Mi ricordo che c’era il tranviere ed un controllore, e i sedili erano molto duri.
Mi ricordo di quello che partiva da Parona, poi arrivava a San Giorgio, Soave, Tregnago e San Bonifacio.
Io sono andato alla festa dell’uva a Soave con i miei amici, quando eravamo ragazzi. Quella volta mi ricordo che la strada era molto stretta e le persone a piedi più di una volta hanno rischiato di cadere. Il tram era composta di cinque o sei vagoni.
Io di solito mi spostavo in bicicletta per andare in città al lavoro. A scuola invece andavamo a piedi perché era vicina.
Il mio paese erano le Basse di San Michele; erano molto piccole: una contrada con poche case.
Mi ricordo che una volta la nonna Emma fece fermare il tram perché non essendoci molto spazio, non riusciva a passare e, in mezzo alla strada, fece fermare il traffico di tutte le auto.
I giovani vedevano nella città quello che non c’era nel loro paese. Si andava in centro per divertirsi un po’ con gli amici, visto che nella nostra contrada non c’era nulla.
Non avevamo nessun timore rispetto alla città. Noi andavamo in città e ci sentivamo “padroni”.
Ci si incontrava insieme con i ragazzi di Porto San Pancrazio e di Borgo Venezia.
Molti di quelli che abitavano in campagna, con il passare del tempo, si trasferirono in città, anche per motivi di lavoro.
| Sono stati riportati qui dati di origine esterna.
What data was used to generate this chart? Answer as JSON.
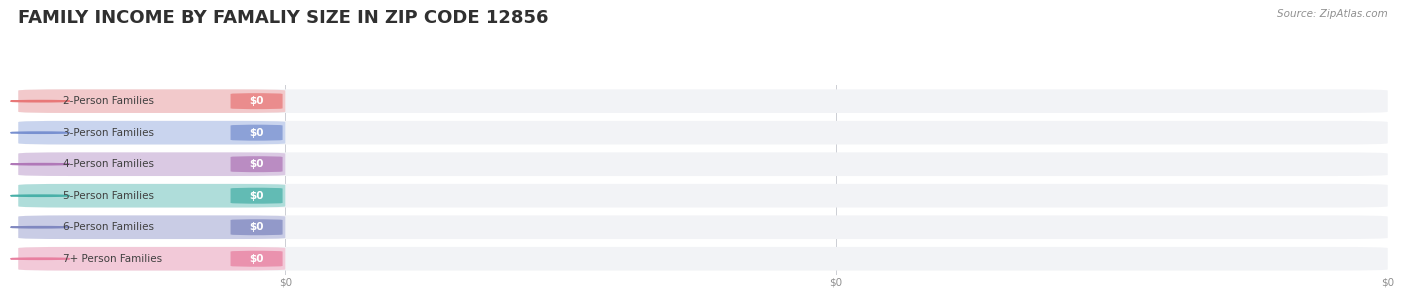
{
  "title": "FAMILY INCOME BY FAMALIY SIZE IN ZIP CODE 12856",
  "source": "Source: ZipAtlas.com",
  "categories": [
    "2-Person Families",
    "3-Person Families",
    "4-Person Families",
    "5-Person Families",
    "6-Person Families",
    "7+ Person Families"
  ],
  "values": [
    0,
    0,
    0,
    0,
    0,
    0
  ],
  "value_labels": [
    "$0",
    "$0",
    "$0",
    "$0",
    "$0",
    "$0"
  ],
  "bar_colors": [
    "#f2a8a8",
    "#a8bce8",
    "#c8a8d4",
    "#78ccc4",
    "#a8acd8",
    "#f2a8c0"
  ],
  "circle_colors": [
    "#e87878",
    "#7890d0",
    "#b078b8",
    "#48b0a8",
    "#8088c0",
    "#e880a0"
  ],
  "bg_color": "#ffffff",
  "bar_bg_color": "#f2f3f6",
  "title_color": "#303030",
  "label_color": "#404040",
  "tick_color": "#909090",
  "source_color": "#909090",
  "bar_height": 0.75,
  "title_fontsize": 13,
  "label_fontsize": 7.5,
  "value_fontsize": 7.5,
  "source_fontsize": 7.5,
  "xtick_positions": [
    0.5,
    1.0
  ],
  "xtick_labels": [
    "$0",
    "$0"
  ]
}
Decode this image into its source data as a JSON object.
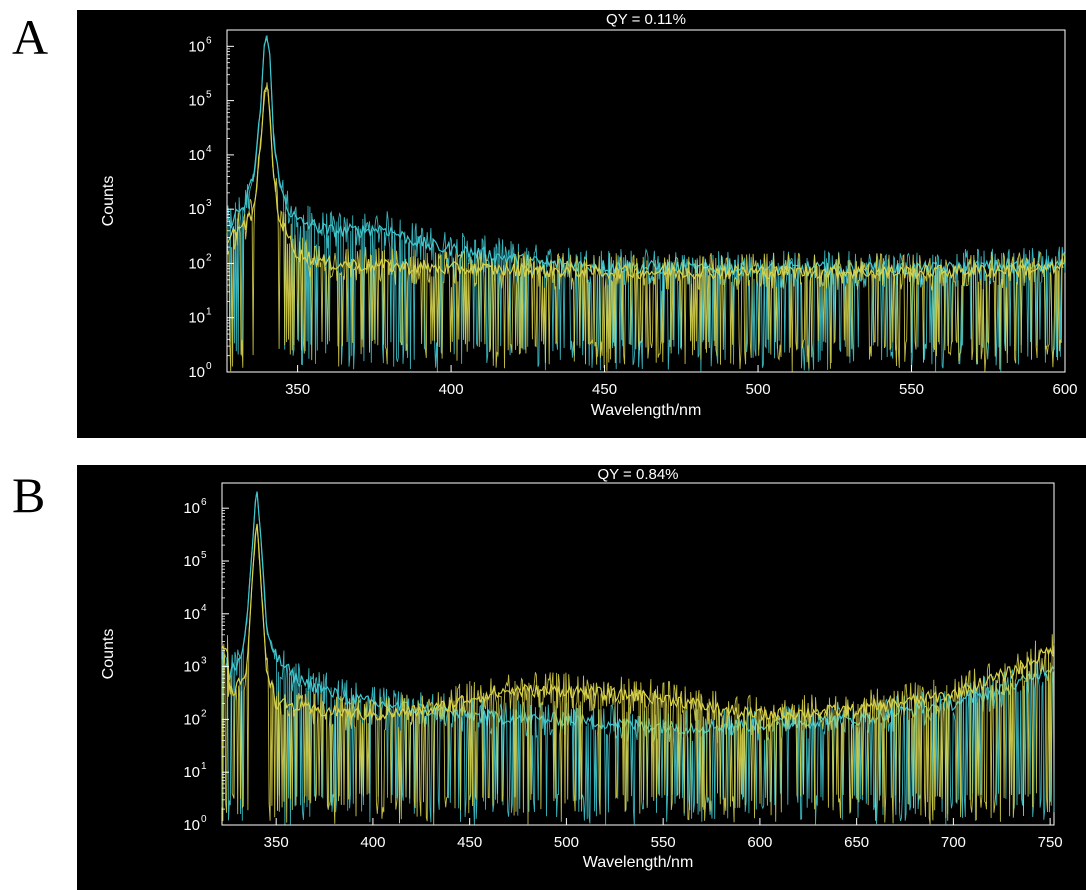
{
  "panels": {
    "a_label": "A",
    "b_label": "B"
  },
  "colors": {
    "background": "#000000",
    "axis": "#ffffff",
    "series_cyan": "#3fc6cf",
    "series_yellow": "#d8d24a"
  },
  "chart_data": [
    {
      "type": "line",
      "title": "QY = 0.11%",
      "xlabel": "Wavelength/nm",
      "ylabel": "Counts",
      "yscale": "log",
      "xlim": [
        327,
        600
      ],
      "ylim": [
        1,
        2000000
      ],
      "xticks": [
        350,
        400,
        450,
        500,
        550,
        600
      ],
      "yticks": [
        {
          "base": "10",
          "exp": "0"
        },
        {
          "base": "10",
          "exp": "1"
        },
        {
          "base": "10",
          "exp": "2"
        },
        {
          "base": "10",
          "exp": "3"
        },
        {
          "base": "10",
          "exp": "4"
        },
        {
          "base": "10",
          "exp": "5"
        },
        {
          "base": "10",
          "exp": "6"
        }
      ],
      "grid": false,
      "series": [
        {
          "color": "#3fc6cf",
          "x": [
            327,
            330,
            333,
            336,
            338,
            339,
            340,
            341,
            342,
            344,
            347,
            350,
            355,
            360,
            370,
            378,
            385,
            395,
            410,
            430,
            450,
            480,
            500,
            530,
            560,
            580,
            600
          ],
          "y": [
            500,
            800,
            1200,
            5000,
            80000,
            900000,
            1600000,
            600000,
            30000,
            3000,
            1000,
            600,
            500,
            400,
            400,
            450,
            300,
            200,
            150,
            100,
            90,
            80,
            80,
            80,
            80,
            90,
            100
          ]
        },
        {
          "color": "#d8d24a",
          "x": [
            327,
            330,
            333,
            336,
            338,
            339,
            340,
            341,
            342,
            344,
            347,
            350,
            360,
            400,
            450,
            500,
            550,
            600
          ],
          "y": [
            300,
            400,
            500,
            1000,
            20000,
            100000,
            200000,
            60000,
            5000,
            700,
            300,
            150,
            100,
            80,
            70,
            70,
            70,
            80
          ]
        }
      ]
    },
    {
      "type": "line",
      "title": "QY = 0.84%",
      "xlabel": "Wavelength/nm",
      "ylabel": "Counts",
      "yscale": "log",
      "xlim": [
        322,
        752
      ],
      "ylim": [
        1,
        3000000
      ],
      "xticks": [
        350,
        400,
        450,
        500,
        550,
        600,
        650,
        700,
        750
      ],
      "yticks": [
        {
          "base": "10",
          "exp": "0"
        },
        {
          "base": "10",
          "exp": "1"
        },
        {
          "base": "10",
          "exp": "2"
        },
        {
          "base": "10",
          "exp": "3"
        },
        {
          "base": "10",
          "exp": "4"
        },
        {
          "base": "10",
          "exp": "5"
        },
        {
          "base": "10",
          "exp": "6"
        }
      ],
      "grid": false,
      "series": [
        {
          "color": "#3fc6cf",
          "x": [
            325,
            328,
            332,
            335,
            338,
            340,
            342,
            345,
            350,
            360,
            380,
            400,
            430,
            450,
            480,
            500,
            530,
            560,
            600,
            650,
            700,
            730,
            750
          ],
          "y": [
            500,
            1000,
            1500,
            8000,
            300000,
            2500000,
            300000,
            5000,
            1500,
            600,
            300,
            200,
            150,
            120,
            100,
            100,
            80,
            70,
            80,
            100,
            200,
            400,
            1000
          ]
        },
        {
          "color": "#d8d24a",
          "x": [
            325,
            330,
            335,
            338,
            340,
            342,
            345,
            350,
            370,
            400,
            430,
            450,
            470,
            500,
            520,
            540,
            560,
            580,
            600,
            650,
            700,
            730,
            750
          ],
          "y": [
            300,
            400,
            1000,
            80000,
            500000,
            50000,
            1000,
            200,
            150,
            120,
            150,
            250,
            350,
            350,
            300,
            280,
            220,
            150,
            120,
            150,
            300,
            800,
            2000
          ]
        }
      ]
    }
  ]
}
Il papà Massimo (nato nel 1968 a Verona Borgo Venezia) dice:
Non ricordo il tram ma solo la filovia. Era una specie di autobus con due grosse antenne attaccate ad un grosso cavo elettrico, tipo come un treno. Io non ho mai preso la filovia, ma ricordo che mia mamma la prendeva tutti i giorni per andare a insegnare alla scuola di Grezzana.
Da piccolo ho sempre abitato in Borgo Venezia e giocavo nel cortile di casa con i miei amici. A scuola ci andavo col pulmino e anche l’autobus. Mi ricordo che nell’autobus stavamo tutti stretti perch’è c’erano molti ragazzi.